But he was pierced for our transgressions; he was crushed for our iniquities; upon him was the chastisement that brought us peace, and with his wounds we are healed. (Isaiah 53:5 ESV)
For Isaiah, this must have been one of the most confusing messages that God ever gave to him. Beginning in 52:13, the LORD gives to Isaiah a vision of His servant, who is the Messiah; however, the picture is not what we would expect. Though the Messiah would be an eternally ruling king who is God with humanity, this describes Him as being a man of sorrows, rejected by men (v. 3).

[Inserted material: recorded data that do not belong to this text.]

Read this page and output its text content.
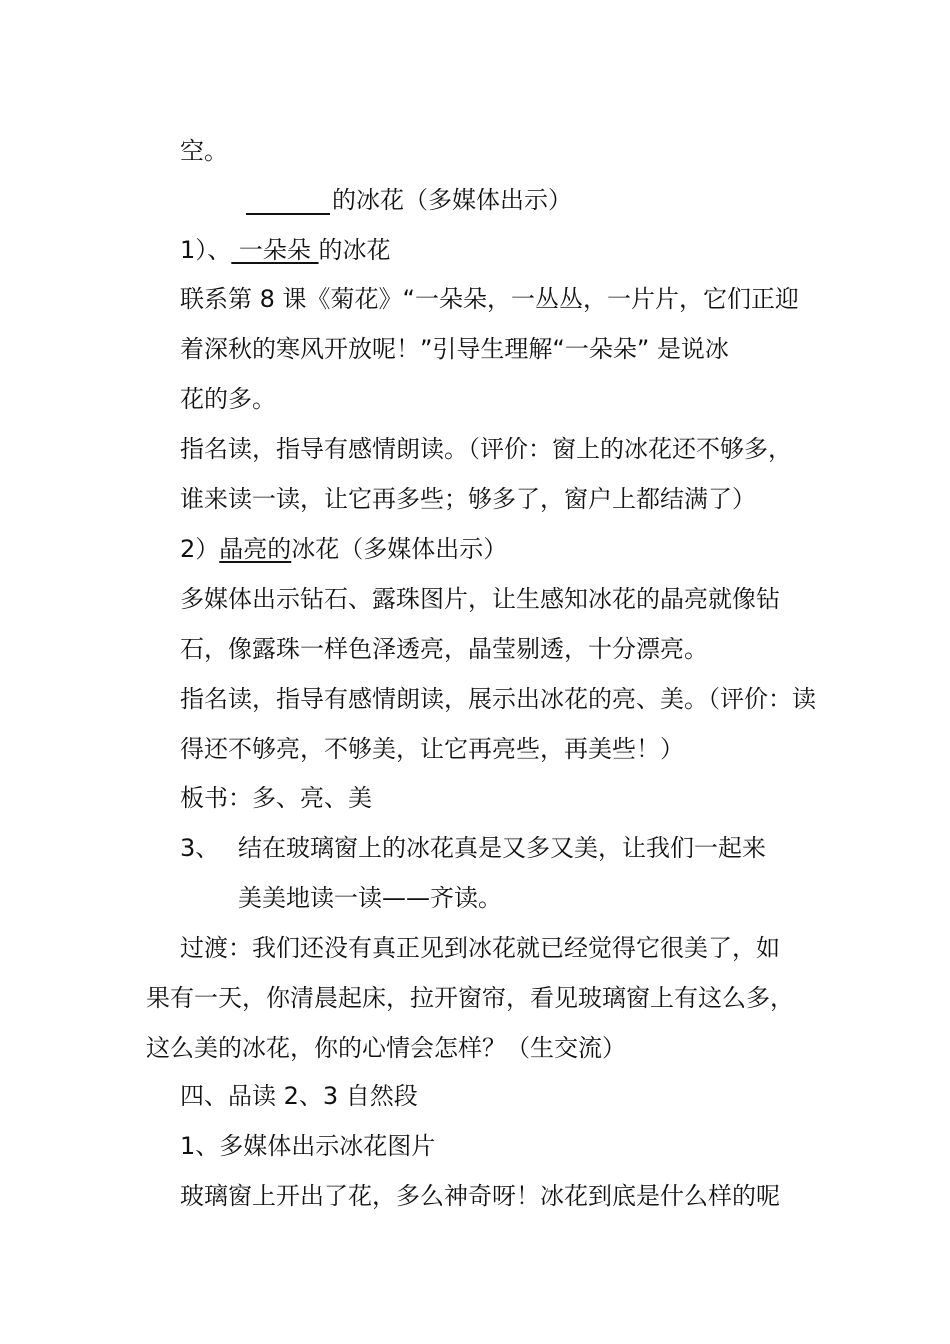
空。

的冰花（多媒体出示）

1）、 一朵朵 的冰花

联系第 8 课《菊花》“一朵朵，一丛丛，一片片，它们正迎

着深秋的寒风开放呢！”引导生理解“一朵朵” 是说冰

花的多。

指名读，指导有感情朗读。（评价：窗上的冰花还不够多，

谁来读一读，让它再多些；够多了，窗户上都结满了）

2）晶亮的冰花（多媒体出示）

多媒体出示钻石、露珠图片，让生感知冰花的晶亮就像钻

石，像露珠一样色泽透亮，晶莹剔透，十分漂亮。

指名读，指导有感情朗读，展示出冰花的亮、美。（评价：读

得还不够亮，不够美，让它再亮些，再美些！）

板书：多、亮、美

3、 结在玻璃窗上的冰花真是又多又美，让我们一起来

美美地读一读——齐读。

过渡：我们还没有真正见到冰花就已经觉得它很美了，如

果有一天，你清晨起床，拉开窗帘，看见玻璃窗上有这么多，

这么美的冰花，你的心情会怎样？（生交流）

四、品读 2、3 自然段

1、多媒体出示冰花图片

玻璃窗上开出了花，多么神奇呀！冰花到底是什么样的呢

Verses 4-6 give us the most interesting piece of this strangely violent message. Isaiah claims that the Messiah would be smitten by God, crushed, despised, and poured out to death for our sake. He is called a man of sorrows because He carried our sorrows and has borne our griefs. He was killed for our transgressions and iniquities. “The LORD has laid on him the iniquity of us all.”
600 years before Christ’s birth, this is Isaiah’s commentary of Jesus’ death on the cross. Though it may seem strange for the King to die for His people, God hinted at the Messiah’s death from day one. In crushing the serpent’s head, the serpent would bruise the Savior’s heal. He would essentially take upon Himself the serpent’s venom in order to crush the serpent’s head. Thus, Genesis 3:15 happened upon the cross. By facing sin’s sting of death in our place, Jesus defeated sin, evil, and death by raising back to life, crushing the serpent’s head.
Read all of Isaiah 52:13-53:12, and consider the weight of Jesus being the perfect, sinless King who died on behalf of His people, who died for you.